An Enterprise System is essentially a centralised database, and a number of software modules which integrate together. All the different divisions of the company write to the database. This data is then available for the other software modules to use within the organisation.
In our picture above the Sales Forecast from the Sales & Marketing department can inform the Production Schedules for Manufacturing & Production department. This in turn will inform the Material requirements, which require financing from the Finance & Accounting department. All of these conversations require no passing of paper reports between department.
Company Management can obtain point-in-time information on company operations as required.
- Increases Operational Efficiency
- Up to date information available for managers to make better decisions.
- Enforcing standard procedures & data standards across the enterprise.
- Better supply line information -> Manufacturing through to and back from sales/ delivery.
- Built-in analytics to identify company proficiency.
- Cost Savings
Enterprise Systems for large vendors include SAP NetWeaver & Oracle Fusion. With options available on the market for Small & Medium companies, or those who want to use cloud services.
All systems include customisable tables, so you can customise the system to the way your compnay works, e.g. you can organise by location, product range, etc. If the customisable tables are not enough to get the system to work the way you want it to, you could code changes to the system. However, this is inadvisable. Firstly because there are tricky systems to change – you could affect other areas without knowing. But Secondly these applications are built around best practice principles, and you should look at your business processes first for change.
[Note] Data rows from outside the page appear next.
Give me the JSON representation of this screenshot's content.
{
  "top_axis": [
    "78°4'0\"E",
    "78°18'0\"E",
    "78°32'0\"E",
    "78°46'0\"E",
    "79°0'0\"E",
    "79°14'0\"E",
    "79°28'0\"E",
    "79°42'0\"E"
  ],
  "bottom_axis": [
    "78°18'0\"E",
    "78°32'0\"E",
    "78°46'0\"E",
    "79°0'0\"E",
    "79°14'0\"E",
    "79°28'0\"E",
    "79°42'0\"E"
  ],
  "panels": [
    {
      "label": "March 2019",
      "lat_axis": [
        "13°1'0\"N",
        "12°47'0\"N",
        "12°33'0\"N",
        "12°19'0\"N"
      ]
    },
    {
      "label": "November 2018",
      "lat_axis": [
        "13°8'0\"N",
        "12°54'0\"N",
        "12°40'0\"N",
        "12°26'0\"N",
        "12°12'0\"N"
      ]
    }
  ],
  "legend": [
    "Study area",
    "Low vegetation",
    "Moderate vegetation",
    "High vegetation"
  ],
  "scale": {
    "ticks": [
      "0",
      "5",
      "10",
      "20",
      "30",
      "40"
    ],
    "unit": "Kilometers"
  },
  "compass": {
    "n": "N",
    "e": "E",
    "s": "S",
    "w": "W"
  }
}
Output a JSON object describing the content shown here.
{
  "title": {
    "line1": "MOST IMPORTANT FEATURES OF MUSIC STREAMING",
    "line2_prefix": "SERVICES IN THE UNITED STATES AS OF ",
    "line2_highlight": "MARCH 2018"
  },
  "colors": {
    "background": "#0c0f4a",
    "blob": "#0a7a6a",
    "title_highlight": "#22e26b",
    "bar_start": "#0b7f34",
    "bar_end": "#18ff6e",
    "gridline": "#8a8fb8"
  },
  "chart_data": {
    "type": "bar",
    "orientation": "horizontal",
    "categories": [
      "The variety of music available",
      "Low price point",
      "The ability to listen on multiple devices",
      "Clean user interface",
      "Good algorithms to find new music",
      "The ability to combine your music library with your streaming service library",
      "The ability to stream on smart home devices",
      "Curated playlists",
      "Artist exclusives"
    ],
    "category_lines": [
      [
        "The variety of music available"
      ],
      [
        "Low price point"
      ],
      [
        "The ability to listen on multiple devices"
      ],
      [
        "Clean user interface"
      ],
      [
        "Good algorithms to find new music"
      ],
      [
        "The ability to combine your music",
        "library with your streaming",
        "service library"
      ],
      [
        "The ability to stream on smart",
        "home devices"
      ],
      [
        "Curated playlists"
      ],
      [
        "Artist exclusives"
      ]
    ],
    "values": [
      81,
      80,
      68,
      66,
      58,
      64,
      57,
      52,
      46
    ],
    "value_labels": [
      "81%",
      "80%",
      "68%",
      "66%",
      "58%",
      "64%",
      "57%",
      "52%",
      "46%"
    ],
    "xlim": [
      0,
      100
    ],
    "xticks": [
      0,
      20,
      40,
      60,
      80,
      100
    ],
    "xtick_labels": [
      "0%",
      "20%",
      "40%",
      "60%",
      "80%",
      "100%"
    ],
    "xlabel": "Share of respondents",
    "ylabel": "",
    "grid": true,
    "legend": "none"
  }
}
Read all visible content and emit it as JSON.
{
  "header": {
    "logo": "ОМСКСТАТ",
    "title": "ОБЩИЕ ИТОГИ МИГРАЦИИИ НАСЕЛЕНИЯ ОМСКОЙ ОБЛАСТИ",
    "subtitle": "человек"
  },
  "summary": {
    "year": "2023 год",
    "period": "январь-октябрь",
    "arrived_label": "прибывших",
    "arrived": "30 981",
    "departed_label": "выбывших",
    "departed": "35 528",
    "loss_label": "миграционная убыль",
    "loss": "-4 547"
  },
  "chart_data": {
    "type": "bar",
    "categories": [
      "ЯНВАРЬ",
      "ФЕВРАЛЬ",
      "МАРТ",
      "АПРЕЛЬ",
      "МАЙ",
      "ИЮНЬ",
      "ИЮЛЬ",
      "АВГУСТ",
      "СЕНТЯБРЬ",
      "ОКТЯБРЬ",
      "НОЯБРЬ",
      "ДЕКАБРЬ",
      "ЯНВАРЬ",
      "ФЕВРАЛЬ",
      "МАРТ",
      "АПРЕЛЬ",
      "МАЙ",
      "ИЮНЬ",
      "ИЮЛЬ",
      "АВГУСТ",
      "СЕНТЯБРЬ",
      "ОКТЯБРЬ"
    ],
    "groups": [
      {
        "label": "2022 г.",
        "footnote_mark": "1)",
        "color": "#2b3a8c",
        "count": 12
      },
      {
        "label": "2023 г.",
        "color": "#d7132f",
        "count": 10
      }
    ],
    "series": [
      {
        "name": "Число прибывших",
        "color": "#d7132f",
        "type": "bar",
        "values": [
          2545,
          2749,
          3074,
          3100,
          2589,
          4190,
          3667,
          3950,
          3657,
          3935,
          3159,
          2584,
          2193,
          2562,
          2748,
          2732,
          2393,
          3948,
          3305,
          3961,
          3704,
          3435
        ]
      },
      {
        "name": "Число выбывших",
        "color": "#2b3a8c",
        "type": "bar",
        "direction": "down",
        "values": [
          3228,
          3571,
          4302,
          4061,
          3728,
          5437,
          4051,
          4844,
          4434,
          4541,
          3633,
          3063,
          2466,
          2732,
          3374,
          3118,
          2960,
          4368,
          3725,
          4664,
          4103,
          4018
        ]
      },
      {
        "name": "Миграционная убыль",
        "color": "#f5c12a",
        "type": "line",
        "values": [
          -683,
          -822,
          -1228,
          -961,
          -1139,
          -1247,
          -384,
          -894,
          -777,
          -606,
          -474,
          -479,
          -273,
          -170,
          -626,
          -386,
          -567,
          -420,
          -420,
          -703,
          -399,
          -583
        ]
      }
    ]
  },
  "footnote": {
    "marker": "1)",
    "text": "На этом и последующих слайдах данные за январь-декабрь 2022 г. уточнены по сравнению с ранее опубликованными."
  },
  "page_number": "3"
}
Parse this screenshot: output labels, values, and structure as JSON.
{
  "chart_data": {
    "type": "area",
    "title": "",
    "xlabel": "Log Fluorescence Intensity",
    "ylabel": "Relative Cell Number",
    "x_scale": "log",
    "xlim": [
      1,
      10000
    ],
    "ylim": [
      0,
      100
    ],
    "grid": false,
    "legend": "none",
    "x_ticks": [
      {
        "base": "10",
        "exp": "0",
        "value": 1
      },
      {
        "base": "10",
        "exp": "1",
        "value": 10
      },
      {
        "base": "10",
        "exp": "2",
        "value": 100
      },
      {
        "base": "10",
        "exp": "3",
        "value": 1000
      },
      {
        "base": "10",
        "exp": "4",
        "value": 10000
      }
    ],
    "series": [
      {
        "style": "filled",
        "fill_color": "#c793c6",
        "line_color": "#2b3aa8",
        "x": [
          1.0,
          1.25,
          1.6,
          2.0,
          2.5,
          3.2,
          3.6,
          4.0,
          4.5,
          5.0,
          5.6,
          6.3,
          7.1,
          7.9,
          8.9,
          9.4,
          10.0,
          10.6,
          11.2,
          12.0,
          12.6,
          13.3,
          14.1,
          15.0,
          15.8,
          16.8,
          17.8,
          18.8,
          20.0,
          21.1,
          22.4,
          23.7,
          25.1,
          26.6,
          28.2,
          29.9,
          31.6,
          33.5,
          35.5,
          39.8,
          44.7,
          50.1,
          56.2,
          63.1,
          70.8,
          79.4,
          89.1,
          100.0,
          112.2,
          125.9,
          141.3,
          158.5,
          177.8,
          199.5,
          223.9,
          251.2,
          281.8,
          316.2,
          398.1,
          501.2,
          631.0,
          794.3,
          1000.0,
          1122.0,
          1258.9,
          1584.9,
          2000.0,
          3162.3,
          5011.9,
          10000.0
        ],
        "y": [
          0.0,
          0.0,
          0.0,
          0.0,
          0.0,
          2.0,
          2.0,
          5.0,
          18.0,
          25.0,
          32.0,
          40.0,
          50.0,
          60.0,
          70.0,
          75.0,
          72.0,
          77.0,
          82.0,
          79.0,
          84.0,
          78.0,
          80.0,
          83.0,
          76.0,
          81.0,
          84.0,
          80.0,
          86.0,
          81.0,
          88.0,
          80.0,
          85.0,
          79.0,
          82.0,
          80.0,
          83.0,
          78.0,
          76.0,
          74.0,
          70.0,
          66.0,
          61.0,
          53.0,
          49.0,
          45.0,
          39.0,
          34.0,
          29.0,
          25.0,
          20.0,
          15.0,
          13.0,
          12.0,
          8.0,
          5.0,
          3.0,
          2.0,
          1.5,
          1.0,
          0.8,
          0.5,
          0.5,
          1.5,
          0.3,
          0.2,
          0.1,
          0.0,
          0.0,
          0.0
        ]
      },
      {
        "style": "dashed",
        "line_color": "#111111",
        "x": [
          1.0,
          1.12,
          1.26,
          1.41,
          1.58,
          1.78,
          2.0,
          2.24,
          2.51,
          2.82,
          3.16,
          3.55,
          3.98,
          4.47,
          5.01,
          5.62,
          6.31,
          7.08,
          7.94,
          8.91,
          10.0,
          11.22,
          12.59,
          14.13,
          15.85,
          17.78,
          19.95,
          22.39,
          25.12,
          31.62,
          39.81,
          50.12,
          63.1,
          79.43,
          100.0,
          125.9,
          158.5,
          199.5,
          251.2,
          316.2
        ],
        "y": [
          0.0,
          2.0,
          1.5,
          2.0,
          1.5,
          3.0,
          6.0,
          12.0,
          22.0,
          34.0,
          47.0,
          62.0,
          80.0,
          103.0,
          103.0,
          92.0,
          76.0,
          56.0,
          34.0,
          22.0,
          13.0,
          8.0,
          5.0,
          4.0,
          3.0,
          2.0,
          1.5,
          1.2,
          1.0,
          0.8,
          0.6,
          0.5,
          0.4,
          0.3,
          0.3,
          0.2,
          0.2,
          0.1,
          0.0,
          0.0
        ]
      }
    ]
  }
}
I think enterprise systems are brilliant. Having one reliable and accurate source of company data is the Holy Grail for somebody who has worked with multiple legacy systems. However, there in lies the major problem I see with these – legacy systems & the willingness to do away with old systems. It’s fine for a small company who want to grow into the future – not too much data or too many business processes to bring across from old systems. Or even for major multi-national companies with money behind them, e.g. Coca-Cola switching to a SAP enterprise system to leverage their buying power for raw materials (Laudon & Laudon, 2014, pg 372). However, if your company has been around for a while, you probably have a number of systems, and business processes in place. Are you willing to spend the time & money doing a full analysis of their systems? Identifying what can go, what needs to change, and what is absolutely required for your company going forward? Only then can you even think about switching to an enterprise system. If you’re not going to take this on board fully, I see it as wasted money, as inevitably, any system will be customised to the point where it no longer functions as well as it can do.
Second major issue to be looked at is security & data access. This is obviously a general concern for all IT systems. However, it’s worth spending extra time considering the Security Policy of Enterprise Systems. In a case where HR had their own Personnel databases, they could control who had access to employee records in-house. In an Enterprise system, the Personnel data is held on the centralised database. This means Identity Management needs to be put in place to identify who can have access to which data, and what level of data access they can have, e.g. Read, write, or update access. The concern I would have is that you’ll need somebody who knows how to customise this access on the staff. Meaning the company needs IT resources or else pay for consultants to do the customisation. This is an extra cost that needs to be taken into account going forward with Enterprise Systems.
Overall, Enterprise systems seem a logical way to look after a companies data & provide great advantages to an organisation.
Laudon K & Laudon J. (2014) ‘Management Information Systems: Managing the Digital Firm’ Pearson, Edinburgh.